既然工作忙,那他就去投靠别人。
骆融取下背包从里面拿出导航器,背包里还有一些数目不多的现金,这些都是骆融从潘洪那儿借来的,潘洪也许是看他孤苦无依的,同情心泛滥,也没有多问什么。
骆融捧着导航器思考了许久,最后决定去找他的小姨陈妗。
陈妗也是如假包换的纪家人,只是她是跟随母姓,并且是脱离纪家千金的身份独自在演艺圈内发展,在她努力发展事业的黄金年纪里,很少与纪家联系,并非是与家人之间关系差,纯纯是这姑娘性子犟,非要向家人证明她能靠自己将事业发展到新高度。
骆融小时候经常听他外公提起他小姨叛逆期做的一系列事,多少记住了些,既然与纪家人联系少,那小姨就是他最好的投靠对象。
骆融抓着小背包的带子,沿着街路往前走,戴着鸭舌帽,一路上不时被人投以注视,骆融低下头,脚下步伐加快,走了大约半个小时后,他发现自己好像有些迷路了。
虽然有导航器在手,但骆融还没完全掌握使用它的方法,他急地额头微微冒了点汗,当这种情况下无法,只能继续硬着头皮往前走。

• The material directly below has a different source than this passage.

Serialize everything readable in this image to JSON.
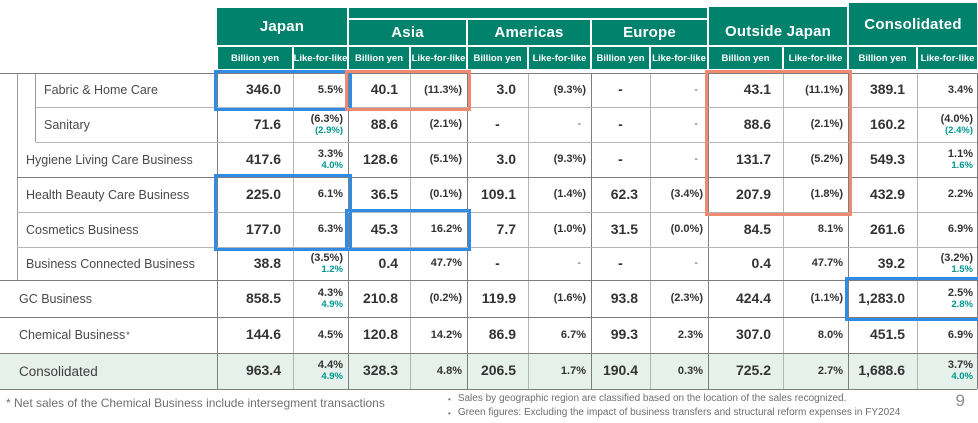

大概快一个小时后,骆融的体力已经差不多耗尽,他摘下鸭舌帽坐在路边的公共长椅上休息,本打算休息后再继续走,但身后忽然传来一阵欢笑声,吸引了他的注意。
他转过头才发现绿化带后面是一处公园。
此时正有一对父母带着孩子在公园里玩耍,小孩四处奔跑得满头大汗笑声似银铃般,他的父亲在身后装模作样地追着他跑,他一边高喊着妈妈一边跑着扎进了他母亲怀里,浅浅的阳光洒落在他们身上,这一幕看得骆融略微局促地站在原地,手指不安地扣了扣书包带子。
家……他想回家了。
骆融不知道他去找陈妗,陈妗会不会收留他,但是纪谈因为工作不要他了,他也不能去找骆义奎,思来想后居然真的觉得自己无处可去,就像一个流浪没人要的小孩。
越想越委屈,眼泪噼里啪啦地就掉了,一部分也是害怕回不去,就要永远留在这里。
夕阳也逐渐从西边往下落,公园里的人也逐渐褪去,这个公园是附属在一个废弃小区的西侧,位置比较偏僻,周围绿带灌木设的又高,寻常不怎么有人经过,骆融穿过绿化带坐在还轻轻晃动着的秋千上,擦擦眼睛时忽然感到脚边有毛毛的东西蹭了下。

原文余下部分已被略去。